When you're writing your draft, you're in a certain headspace. You're thinking about the science. You're thinking about all the facts from the literature. You're trying to organize your ideas, structure your argument, make sense of everything you've read.
And then every few minutes, you have to stop. Copy the excerpt. Paste it. Find the citation. Copy that too. Paste it next to the excerpt. Make sure they're linked. Think about how to organize the text.
This breaks your focus. It takes you out of scientific thinking and into administrative work. And then you have to refocus. Get back into the flow. Remember what you were thinking about.
That's another way you lose time. Not just the time spent copying and pasting, but the time spent getting back into the zone after each interruption.
I Knew Software Could Fix This
Here's what made it even more frustrating: I knew that programmatically, this would be very easy.
You just link the text to its original source once, and it stays linked no matter where you move it. The connection between excerpt and citation is permanent. Move the paragraph anywhere in your document - the citation moves with it.
This isn't complicated computer science. Any basic database can maintain relationships between objects. But no tool I could find did this for academic writing.
Reliability at What Cost?
Yes, with enough effort, you can make the manual approach work. You can double-check everything. You can verify every citation. You can be confident that your final document is accurate.
But at what cost?
My nerves. That's the cost. Frustration. The feeling that instead of writing the text - which is what I should have been doing - I was moving citations around. Doing work that a machine could do. Work that adds no intellectual value.
And after going through that, you don't want to do it again. You don't want to write another publication. Not because the science is hard, but because the administrative burden is so draining.
This Work Is Free. It Should Be Easier.
When you write a scientific publication, you usually do it on your own free time.
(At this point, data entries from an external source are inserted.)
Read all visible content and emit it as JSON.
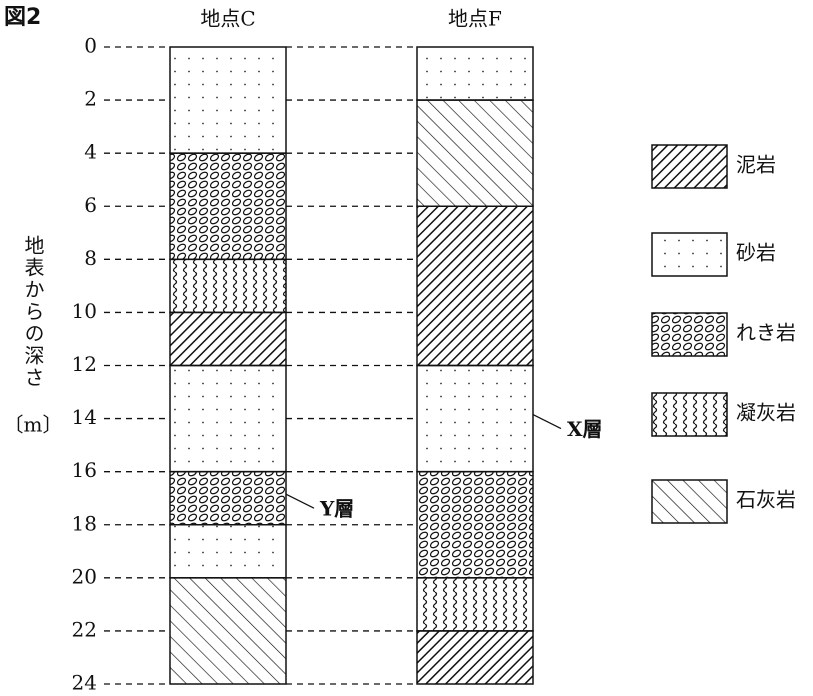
{
  "figure_label": "図2",
  "axis_label": "地表からの深さ",
  "axis_unit": "〔m〕",
  "depth_range": [
    0,
    24
  ],
  "depth_ticks": [
    0,
    2,
    4,
    6,
    8,
    10,
    12,
    14,
    16,
    18,
    20,
    22,
    24
  ],
  "legend": [
    "泥岩",
    "砂岩",
    "れき岩",
    "凝灰岩",
    "石灰岩"
  ],
  "columns": [
    {
      "title": "地点C",
      "layers": [
        {
          "top": 0,
          "bottom": 4,
          "rock": 1
        },
        {
          "top": 4,
          "bottom": 8,
          "rock": 2
        },
        {
          "top": 8,
          "bottom": 10,
          "rock": 3
        },
        {
          "top": 10,
          "bottom": 12,
          "rock": 0
        },
        {
          "top": 12,
          "bottom": 16,
          "rock": 1
        },
        {
          "top": 16,
          "bottom": 18,
          "rock": 2
        },
        {
          "top": 18,
          "bottom": 20,
          "rock": 1
        },
        {
          "top": 20,
          "bottom": 24,
          "rock": 4
        }
      ]
    },
    {
      "title": "地点F",
      "layers": [
        {
          "top": 0,
          "bottom": 2,
          "rock": 1
        },
        {
          "top": 2,
          "bottom": 6,
          "rock": 4
        },
        {
          "top": 6,
          "bottom": 12,
          "rock": 0
        },
        {
          "top": 12,
          "bottom": 16,
          "rock": 1
        },
        {
          "top": 16,
          "bottom": 20,
          "rock": 2
        },
        {
          "top": 20,
          "bottom": 22,
          "rock": 3
        },
        {
          "top": 22,
          "bottom": 24,
          "rock": 0
        }
      ]
    }
  ],
  "annotations": [
    {
      "text": "Y層",
      "column": 0,
      "depth": 17
    },
    {
      "text": "X層",
      "column": 1,
      "depth": 14
    }
  ]
}
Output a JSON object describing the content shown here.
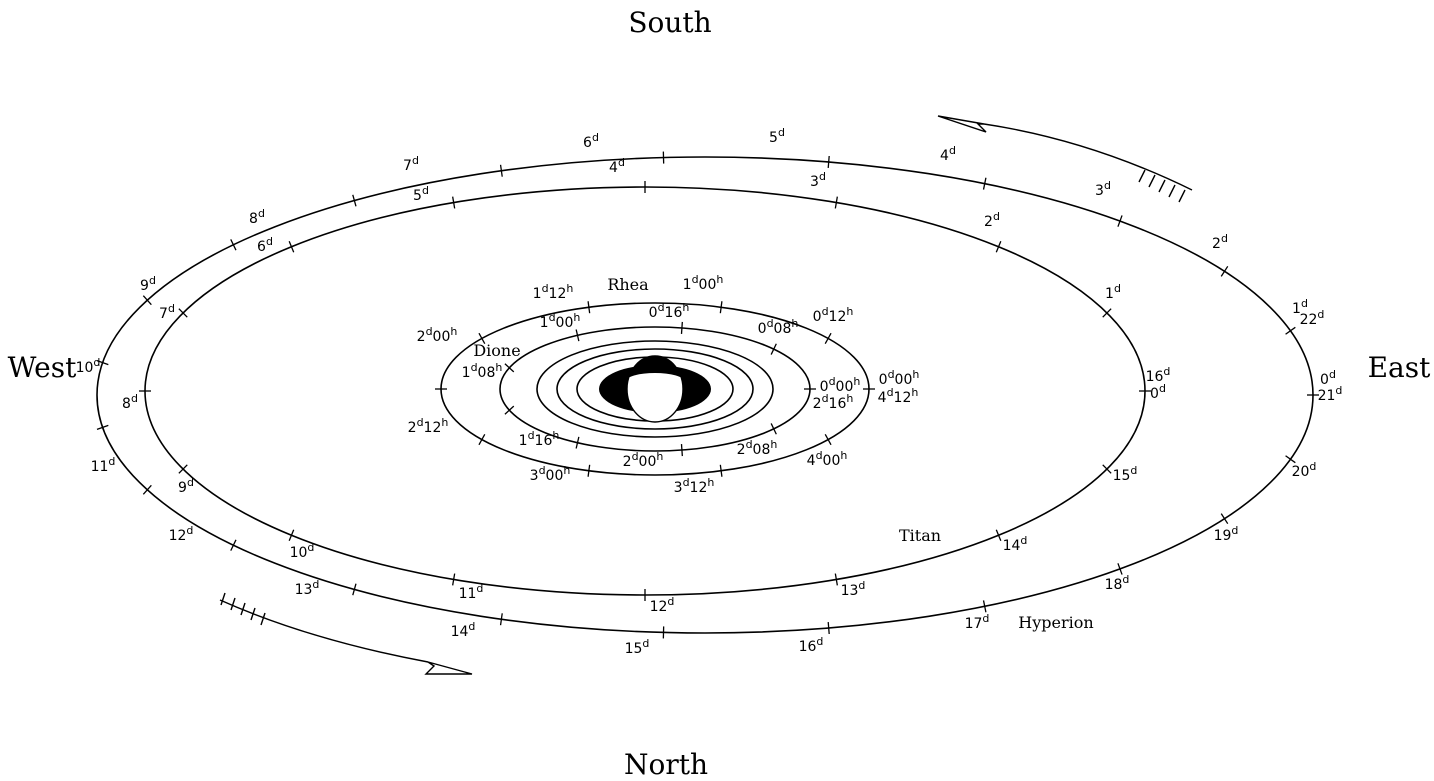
{
  "directions": {
    "south": "South",
    "north": "North",
    "west": "West",
    "east": "East"
  },
  "moon_names": {
    "rhea": "Rhea",
    "dione": "Dione",
    "titan": "Titan",
    "hyperion": "Hyperion"
  },
  "orbit_marks": {
    "hyperion": [
      {
        "n": "0",
        "u": "d"
      },
      {
        "n": "1",
        "u": "d"
      },
      {
        "n": "2",
        "u": "d"
      },
      {
        "n": "3",
        "u": "d"
      },
      {
        "n": "4",
        "u": "d"
      },
      {
        "n": "5",
        "u": "d"
      },
      {
        "n": "6",
        "u": "d"
      },
      {
        "n": "7",
        "u": "d"
      },
      {
        "n": "8",
        "u": "d"
      },
      {
        "n": "9",
        "u": "d"
      },
      {
        "n": "10",
        "u": "d"
      },
      {
        "n": "11",
        "u": "d"
      },
      {
        "n": "12",
        "u": "d"
      },
      {
        "n": "13",
        "u": "d"
      },
      {
        "n": "14",
        "u": "d"
      },
      {
        "n": "15",
        "u": "d"
      },
      {
        "n": "16",
        "u": "d"
      },
      {
        "n": "17",
        "u": "d"
      },
      {
        "n": "18",
        "u": "d"
      },
      {
        "n": "19",
        "u": "d"
      },
      {
        "n": "20",
        "u": "d"
      },
      {
        "n": "21",
        "u": "d"
      },
      {
        "n": "22",
        "u": "d"
      }
    ],
    "titan": [
      {
        "n": "0",
        "u": "d"
      },
      {
        "n": "1",
        "u": "d"
      },
      {
        "n": "2",
        "u": "d"
      },
      {
        "n": "3",
        "u": "d"
      },
      {
        "n": "4",
        "u": "d"
      },
      {
        "n": "5",
        "u": "d"
      },
      {
        "n": "6",
        "u": "d"
      },
      {
        "n": "7",
        "u": "d"
      },
      {
        "n": "8",
        "u": "d"
      },
      {
        "n": "9",
        "u": "d"
      },
      {
        "n": "10",
        "u": "d"
      },
      {
        "n": "11",
        "u": "d"
      },
      {
        "n": "12",
        "u": "d"
      },
      {
        "n": "13",
        "u": "d"
      },
      {
        "n": "14",
        "u": "d"
      },
      {
        "n": "15",
        "u": "d"
      },
      {
        "n": "16",
        "u": "d"
      }
    ],
    "rhea": [
      {
        "d": "0",
        "h": "00"
      },
      {
        "d": "0",
        "h": "12"
      },
      {
        "d": "1",
        "h": "00"
      },
      {
        "d": "1",
        "h": "12"
      },
      {
        "d": "2",
        "h": "00"
      },
      {
        "d": "2",
        "h": "12"
      },
      {
        "d": "3",
        "h": "00"
      },
      {
        "d": "3",
        "h": "12"
      },
      {
        "d": "4",
        "h": "00"
      },
      {
        "d": "4",
        "h": "12"
      }
    ],
    "dione": [
      {
        "d": "0",
        "h": "00"
      },
      {
        "d": "0",
        "h": "08"
      },
      {
        "d": "0",
        "h": "16"
      },
      {
        "d": "1",
        "h": "00"
      },
      {
        "d": "1",
        "h": "08"
      },
      {
        "d": "1",
        "h": "16"
      },
      {
        "d": "2",
        "h": "00"
      },
      {
        "d": "2",
        "h": "08"
      },
      {
        "d": "2",
        "h": "16"
      }
    ]
  },
  "colors": {
    "ink": "#000000",
    "background": "#ffffff"
  }
}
You do it for free. You do it for humanity, for the advancement of knowledge. That's the spirit of science.
I'm not going to argue about whether scientific work should be unpaid. That's a different conversation.
But if you're giving your time freely, the least the tools can do is make it bearable. You should be able to focus on what actually matters in science - the thinking, the analysis, the writing. Not on shuffling citations around.
You should be able to finish your work and still have energy left. Maybe even relax a little. Not feel drained from administrative tasks that contribute nothing to the science itself.
So I Fixed It
When I built LitRevs, excerpt-citation linking was a core feature.
Save a passage from a paper, and it stays connected to its citation forever. Move it around your document - the citation follows. Reorganize your entire draft - every excerpt still knows where it came from.
No manual tracking. No breaking your focus every few minutes. No cost to your nerves.
If This Sounds Familiar
If you've ever lost track of which excerpt came from which paper, or had your focus broken by citation management, or reorganized your draft only to realize your citations were now wrong, or felt drained by work that added no intellectual value - you're not alone.
This was one of the most frustrating parts of writing my review article. It's one of the main reasons I built LitRevs.